ТАЙНА ЧЕЛОВЕКА В БЕРЕТЕ.
ВАСИЛЬ ТЯПИНСКИЙ
(1530 — около 1600)
Когда-то я попала на ярмарку работ студентов Академии искусств. Среди прочего мне досталась там стильная тарелка с черно-белым изображением бородатого человека в камзоле и лихом берете. Образ романтический, европейский. Василь Тяпинский, белорусский гуманист-просветитель, книгоиздатель. Во дворике БГУ можно присесть на бронзовую лавку, где ведут вечный диспут два мыслителя, два друга — Сымон Будный и Василь Тяпинский.
Конечно, издатель Тяпинский — в тени своего великого предшественника Франциска Скорины. Купеческий сын Скорина думал о популярности своего товара: крупный шрифт, картинки, доступные предисловия; Тяпинский подошел к делу как филолог. Ученые восхищаются, как он в своем издании Евангелия в переводе на два языка — церковнославянский и старобелорусский — проанализировал текст, сделал примечания, ссылки и отсылки. Понять написанное им мог только человек образованный. К тому же Тяпинский был сторонником Реформации, благодаря которой и стали появляться в Европе переводы Священного Писания на национальные языки. А Реформация в Беларуси долгое время была темой «скользкой», «еретической».
И оказалось: о Тяпинском не только мало известно, но и что известно — почти все неправильно!
Начнем со знаменитого портрета в берете. Исследователи сомневаются, что на нем издатель Василь Тяпинский.
Портрет стал широко известен благодаря Вацлаву Ластовскому, белорусскому возрожденцу начала прошлого века. Ластовский одержимо искал древности, восполняющие пробелы нашей истории, популяризировал ее мифы и легенды. Иногда создавал их сам, как, например, историю о полоцких лабиринтах, где есть библиотека и хранители тайных знаний. Ластовский же узнал о портрете из публикации в 1919 году в минской газете Ромуальда Земкевича.
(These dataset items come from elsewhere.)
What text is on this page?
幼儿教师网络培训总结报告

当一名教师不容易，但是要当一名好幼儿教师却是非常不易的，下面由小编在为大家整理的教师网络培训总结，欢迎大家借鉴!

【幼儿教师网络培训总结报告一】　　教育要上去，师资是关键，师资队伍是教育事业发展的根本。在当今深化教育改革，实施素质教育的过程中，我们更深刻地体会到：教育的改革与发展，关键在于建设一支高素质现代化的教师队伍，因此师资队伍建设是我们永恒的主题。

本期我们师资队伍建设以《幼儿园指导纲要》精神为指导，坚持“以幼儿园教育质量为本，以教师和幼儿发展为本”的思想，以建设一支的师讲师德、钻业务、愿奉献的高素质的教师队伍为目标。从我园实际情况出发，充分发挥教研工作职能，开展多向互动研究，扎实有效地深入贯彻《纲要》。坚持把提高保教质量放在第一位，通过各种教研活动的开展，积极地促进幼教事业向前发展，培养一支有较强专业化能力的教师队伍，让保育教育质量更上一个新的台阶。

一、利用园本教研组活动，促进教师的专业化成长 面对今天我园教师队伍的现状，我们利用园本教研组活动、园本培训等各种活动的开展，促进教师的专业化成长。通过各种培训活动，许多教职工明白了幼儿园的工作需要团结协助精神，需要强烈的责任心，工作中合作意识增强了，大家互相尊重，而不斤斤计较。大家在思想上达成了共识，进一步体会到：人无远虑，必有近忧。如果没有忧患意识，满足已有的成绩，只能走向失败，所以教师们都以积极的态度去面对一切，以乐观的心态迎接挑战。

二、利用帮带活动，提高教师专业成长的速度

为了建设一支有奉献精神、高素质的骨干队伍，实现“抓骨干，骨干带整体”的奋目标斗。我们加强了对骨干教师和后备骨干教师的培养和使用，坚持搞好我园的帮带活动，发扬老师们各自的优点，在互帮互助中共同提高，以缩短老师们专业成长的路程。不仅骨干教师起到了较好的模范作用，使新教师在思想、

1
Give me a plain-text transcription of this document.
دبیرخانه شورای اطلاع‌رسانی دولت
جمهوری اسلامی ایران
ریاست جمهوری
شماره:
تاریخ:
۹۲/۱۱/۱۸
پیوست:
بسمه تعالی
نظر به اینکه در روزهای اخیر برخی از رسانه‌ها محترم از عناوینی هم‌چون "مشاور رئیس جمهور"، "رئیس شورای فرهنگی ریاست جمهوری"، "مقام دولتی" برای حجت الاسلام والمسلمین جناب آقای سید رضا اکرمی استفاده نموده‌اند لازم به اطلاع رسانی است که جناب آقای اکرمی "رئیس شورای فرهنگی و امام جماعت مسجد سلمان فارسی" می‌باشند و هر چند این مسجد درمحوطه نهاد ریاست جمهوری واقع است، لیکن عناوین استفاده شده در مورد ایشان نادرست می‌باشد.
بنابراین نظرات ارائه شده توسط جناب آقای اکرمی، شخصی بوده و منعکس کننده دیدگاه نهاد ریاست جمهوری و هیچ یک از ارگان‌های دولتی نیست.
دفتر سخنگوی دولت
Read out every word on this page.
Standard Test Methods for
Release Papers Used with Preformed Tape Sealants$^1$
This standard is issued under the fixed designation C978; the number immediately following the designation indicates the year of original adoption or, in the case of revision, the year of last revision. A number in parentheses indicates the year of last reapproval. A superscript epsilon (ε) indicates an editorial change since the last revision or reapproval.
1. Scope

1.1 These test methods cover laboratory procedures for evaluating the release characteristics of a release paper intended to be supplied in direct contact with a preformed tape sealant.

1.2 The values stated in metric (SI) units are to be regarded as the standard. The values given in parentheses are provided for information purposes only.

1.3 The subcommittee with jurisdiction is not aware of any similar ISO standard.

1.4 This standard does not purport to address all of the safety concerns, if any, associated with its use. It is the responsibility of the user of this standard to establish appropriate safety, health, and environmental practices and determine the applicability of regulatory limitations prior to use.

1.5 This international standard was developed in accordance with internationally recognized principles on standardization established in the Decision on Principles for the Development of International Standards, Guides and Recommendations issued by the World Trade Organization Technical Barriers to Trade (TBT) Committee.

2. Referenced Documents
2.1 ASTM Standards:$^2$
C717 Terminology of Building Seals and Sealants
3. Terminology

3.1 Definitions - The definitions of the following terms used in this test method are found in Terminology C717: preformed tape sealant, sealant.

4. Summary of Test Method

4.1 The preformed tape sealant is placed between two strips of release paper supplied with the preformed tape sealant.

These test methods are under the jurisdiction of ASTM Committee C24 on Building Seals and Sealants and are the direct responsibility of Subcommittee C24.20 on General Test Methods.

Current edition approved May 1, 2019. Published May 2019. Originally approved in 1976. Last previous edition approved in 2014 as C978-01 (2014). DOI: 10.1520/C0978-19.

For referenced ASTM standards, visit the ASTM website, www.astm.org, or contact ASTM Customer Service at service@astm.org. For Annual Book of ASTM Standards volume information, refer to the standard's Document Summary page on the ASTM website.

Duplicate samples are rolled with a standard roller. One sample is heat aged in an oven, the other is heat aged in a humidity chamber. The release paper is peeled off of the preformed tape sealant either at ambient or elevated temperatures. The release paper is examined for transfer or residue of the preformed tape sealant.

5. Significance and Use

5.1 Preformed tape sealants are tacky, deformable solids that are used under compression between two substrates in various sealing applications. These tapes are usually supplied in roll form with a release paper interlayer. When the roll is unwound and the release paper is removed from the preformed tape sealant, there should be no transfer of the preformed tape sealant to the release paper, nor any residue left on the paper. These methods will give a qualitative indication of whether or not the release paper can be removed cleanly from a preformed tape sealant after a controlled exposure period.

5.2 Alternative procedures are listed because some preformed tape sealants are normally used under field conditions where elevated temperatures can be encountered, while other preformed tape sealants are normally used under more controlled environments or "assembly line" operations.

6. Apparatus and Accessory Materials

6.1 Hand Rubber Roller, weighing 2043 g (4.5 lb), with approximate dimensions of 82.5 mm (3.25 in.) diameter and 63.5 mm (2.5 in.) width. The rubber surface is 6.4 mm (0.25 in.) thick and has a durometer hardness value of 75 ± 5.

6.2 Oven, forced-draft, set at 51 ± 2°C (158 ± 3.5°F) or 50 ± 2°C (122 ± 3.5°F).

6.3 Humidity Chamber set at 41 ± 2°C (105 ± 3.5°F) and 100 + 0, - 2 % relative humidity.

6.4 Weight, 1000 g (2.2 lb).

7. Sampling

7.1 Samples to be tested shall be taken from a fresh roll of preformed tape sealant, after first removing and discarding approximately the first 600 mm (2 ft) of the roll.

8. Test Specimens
У автора публикации имелась только карандашная копия на папиросной бумаге, а сам древорит, который Земкевич, по его словам, обнаружил в одном из экземпляров Брестской Библии 1563 года, в 1919-м уже не существовал.
К тому же ученым приходится задавать себе время от времени вопрос: а который именно Тяпинский?
Дело в том, что Василиев Тяпинских было двое. Исследователи никак не могли правильно растасовать факты его биографии, пока историк Веревкин-Шелюто не уточнил родословную Тяпинских. Оказывается, у братьев Николая и Матея было по сыну с именем Василь. Кого же из них дважды упоминает в своих работах Сымон Будный как своего единомышленника, «милого брата»? Одни ученые — за Николаевича, другие — за Матеевича.
Более того, между обоими Василями была вражда. В актовой книге Менского гродского суда можно найти жалобу сыновей одного из Василиев. Они направлялись в Полоцк «по справе своей, которую мети маем за позвы гродскими перед судом з земяны господарскими воеводства Полоцкого с паном Иваном и Василем Матеевичами Тяпинскими о забите через них отцу нашого пана Василя Тяпинского», то есть ехали судиться с убийцами отца, да по дороге сами были избиты.
Исследователь биографии Тяпинского Игорь Климов высказывает гипотезу, что переписчик ошибся, и речь не о Матеевичах, а о Николаевичах. Как понимаете, доказательств нет. Убитый родственниками Василь — из Латыголичей на Молодечненщине. Именно он, по мнению некоторых, и был издателем и переводчиком.
Но здесь начинается область предположений, и вполне возможно, где-то Васили перепутаны. Например, в энциклопедиях до сих пор значится, что издатель Василь Тяпинский был женат на княжне Софье Жижемской. Но Василь Матеевич или Василь Николаевич был ее мужем?
Конечно, логично, что именно издатель белорусской Библии и реформатор был женат на племяннице покровителя Реформации Евстафия Воловича, магната-издателя. Что молодой Василь и познакомился с невестой, работая у подканцлера Воловича, своего мецената.
Где печаталась белорусская Библия? Игорь Климов утверждает: «Не вытрымлівае ніякай крытыкі меркаванне пра друк Евангелля ў маёнтку Цяпіна (ці ў яго ваколіцах). У 1563 — 1570 гг., а потым у 1579 г. гэтая мясцовасць была арэнай вайсковых дзеянняў падчас Полацкай вайны, а на працягу 1570-х гг. межавала з тэрыторыяй, захопленай маскавітамі, варожымі да ўсялякіх іншаверцаў. Цяжка ўявіць сабе, што ў гэты час нехта мог распачаць пратэстанцкі друк у аддаленай вёсцы, якая да таго ж знаходзілася ў небяспечнай блізкасці да маскоўскіх уладанняў і тэатра вайсковых дзеянняў».